Australia’s earliest heritage-listed town and oldest mining town are in western New South Wales Broken Hill. There are also many things to do in Broken Hill, including visiting the national parks, including the Barrier Ranges and Menindee Lakes, discovering the town’s mining history through its museums, and perusing the numerous art galleries that honour the outback.
Line Of Lode Miners Memorial
The Line of Lode Miners Memorial can be viewed virtually anywhere in Silver City because the city was founded on the labour of the miners who exploited the massive silver, zinc and lead ore discovered in Broken Hill.
Over 800 people died throughout the mine’s history, and this remarkable memorial respects them. On a wall in the tunnel-like memorial, each is listed by name and the reason for their passing. As you read about all the awful ways the employees died, it is a painful experience to stroll around the ark-shaped monument.
The Big Bench
If you enjoy crossing off’ Big’ items, the Big Bench is in the Line of Load. Previously, you could climb up and sit there, but it is now chained off, probably to deter people from doing so. This sculpture is one of many in the area of Broken Hill; another well-known one is The Canoe on Argent Street.
The Junction Mine site is another illustration of the extensive mining history in the Broken Hill area. It has a little atmosphere if you can get here on your own. The water tanks, ore bins, concentration mill, and massive headframe all contribute to the surreal landscape. The site has no entrance fee marked as close to Menindee Road’s beginning. The historic buildings and architecture are excellent locations for sunset photography.
Albert Kersten Mineral And Mining Museum
This location is lovely. The vibrant and brilliant minerals and crystals displayed here will astound you even if you have never thought of yourself as much of a rockhound. The GeoCentre takes you through Broken Hill’s mining history by showing you examples of what they were extracting from the ground.

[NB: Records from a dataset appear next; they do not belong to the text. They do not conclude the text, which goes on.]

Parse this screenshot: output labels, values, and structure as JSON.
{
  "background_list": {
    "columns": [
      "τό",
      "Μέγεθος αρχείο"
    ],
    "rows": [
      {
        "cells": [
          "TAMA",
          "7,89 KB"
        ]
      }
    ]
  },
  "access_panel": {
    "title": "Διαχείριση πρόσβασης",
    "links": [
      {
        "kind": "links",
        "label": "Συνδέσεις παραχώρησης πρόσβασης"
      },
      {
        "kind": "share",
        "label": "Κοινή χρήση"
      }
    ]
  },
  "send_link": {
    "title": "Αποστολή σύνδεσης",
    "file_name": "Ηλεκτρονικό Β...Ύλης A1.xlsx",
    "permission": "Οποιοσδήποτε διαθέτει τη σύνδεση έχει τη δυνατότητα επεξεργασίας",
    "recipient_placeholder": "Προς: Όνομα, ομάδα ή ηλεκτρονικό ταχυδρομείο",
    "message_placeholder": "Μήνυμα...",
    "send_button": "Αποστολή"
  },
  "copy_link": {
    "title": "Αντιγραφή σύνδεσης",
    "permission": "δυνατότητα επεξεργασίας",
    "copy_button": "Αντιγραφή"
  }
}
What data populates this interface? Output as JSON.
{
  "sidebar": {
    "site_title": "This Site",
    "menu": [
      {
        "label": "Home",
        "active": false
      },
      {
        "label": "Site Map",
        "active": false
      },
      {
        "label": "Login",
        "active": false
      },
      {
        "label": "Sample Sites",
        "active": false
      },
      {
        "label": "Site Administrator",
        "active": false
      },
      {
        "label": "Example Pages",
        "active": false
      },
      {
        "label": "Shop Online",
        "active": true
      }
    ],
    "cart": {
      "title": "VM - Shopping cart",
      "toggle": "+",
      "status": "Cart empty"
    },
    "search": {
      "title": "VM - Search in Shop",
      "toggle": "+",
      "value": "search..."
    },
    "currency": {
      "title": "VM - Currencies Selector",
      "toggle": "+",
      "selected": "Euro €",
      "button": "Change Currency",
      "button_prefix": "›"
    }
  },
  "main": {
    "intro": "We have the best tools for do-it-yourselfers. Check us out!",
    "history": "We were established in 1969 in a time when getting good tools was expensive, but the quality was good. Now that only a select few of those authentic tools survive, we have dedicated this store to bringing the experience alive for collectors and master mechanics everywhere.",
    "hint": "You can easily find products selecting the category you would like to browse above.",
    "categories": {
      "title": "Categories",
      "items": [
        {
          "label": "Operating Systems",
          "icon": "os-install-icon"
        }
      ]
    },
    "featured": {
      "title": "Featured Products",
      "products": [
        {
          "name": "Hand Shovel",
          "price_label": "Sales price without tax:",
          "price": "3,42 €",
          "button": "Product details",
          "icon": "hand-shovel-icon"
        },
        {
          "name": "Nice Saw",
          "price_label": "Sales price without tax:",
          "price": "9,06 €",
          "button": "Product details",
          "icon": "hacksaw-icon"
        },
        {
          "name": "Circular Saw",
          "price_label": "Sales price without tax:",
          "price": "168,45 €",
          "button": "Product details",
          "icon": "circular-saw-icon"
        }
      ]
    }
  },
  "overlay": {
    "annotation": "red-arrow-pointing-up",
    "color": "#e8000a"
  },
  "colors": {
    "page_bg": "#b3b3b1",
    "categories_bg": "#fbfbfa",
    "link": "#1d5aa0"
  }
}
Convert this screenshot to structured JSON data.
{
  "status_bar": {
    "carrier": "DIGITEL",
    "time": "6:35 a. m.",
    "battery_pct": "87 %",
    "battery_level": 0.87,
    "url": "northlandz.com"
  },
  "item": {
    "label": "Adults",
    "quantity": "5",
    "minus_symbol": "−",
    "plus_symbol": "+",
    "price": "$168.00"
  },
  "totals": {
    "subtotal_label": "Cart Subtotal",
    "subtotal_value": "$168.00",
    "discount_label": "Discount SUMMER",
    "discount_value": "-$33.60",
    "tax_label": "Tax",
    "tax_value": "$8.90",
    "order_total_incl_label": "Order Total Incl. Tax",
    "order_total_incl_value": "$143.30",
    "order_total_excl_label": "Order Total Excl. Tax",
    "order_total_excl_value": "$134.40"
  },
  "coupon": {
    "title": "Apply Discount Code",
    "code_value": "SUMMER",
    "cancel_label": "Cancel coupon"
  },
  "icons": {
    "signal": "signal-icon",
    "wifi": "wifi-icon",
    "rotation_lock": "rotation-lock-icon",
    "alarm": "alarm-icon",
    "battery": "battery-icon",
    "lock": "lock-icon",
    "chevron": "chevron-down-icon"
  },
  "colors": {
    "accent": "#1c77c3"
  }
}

Still, it also has interactive exhibits, videos, and endless rows of sparkling crystals. The names of Broken Hill’s streets are displayed in the film. It includes Cobalt, Beryl, Kaolin, Gypsum, Garnet, Zinc, Tin, and Silver Streets. The spectacular 8.5 kg silver lump also creates the amazing Silver Tree.
Broken Hill Heritage Walk Tour
To get oriented, start with a tour of the remote town. Some of Broken Hill’s most significant structures, including the red-brick Post Office and the Palace Hotel, are included in the two-hour volunteer-led Broken Hill Heritage Walk Tour, which costs donations. The tour times are 10 a.m. to 12 p.m.
The Palace Hotel
Speaking of the Palace Hotel, did you know that it was formerly a strictly ‘no grog’ temperance coffeehouse before becoming a now-famous hangout? The History of Priscilla Queen of the Dessert, a classic Australian movie, features the Palace and makes it more well-known in modern times.
If you can’t make the Broken Hill Heritage Walk Tour, it’s still worth stopping by the pub to admire its lovely kitsch Australian landscape murals. Come here for dinner or enjoy the air conditioning as the midday heat rises.
Mad Max 2 Museum
Another must-see for movie buffs is the Mad Max 2 Museum, which is located in Silverton, a small town about 20 minutes from Broken Hill. Even those who haven’t seen the massively popular film series will be amazed by this privately held location, which features an extensive collection of Mad Max 2 costumes, memorabilia, and even vehicles used during filming.
Whites Mineral Art And Mining Museum
This incredible location, a labour of love for its creator Kevin Bushy White, was a hybrid of a mining museum and an art gallery featuring Kevin’s creations and his wife Betty’s dolls. Former miner Kevin worked tirelessly to establish a location where visitors could learn directly about life as a miner in Broken Hill. Regrettably, Kevin died at the end of 2021, and his mining and art museum is now shut. It would be wise to see whether someone will continue his legacy.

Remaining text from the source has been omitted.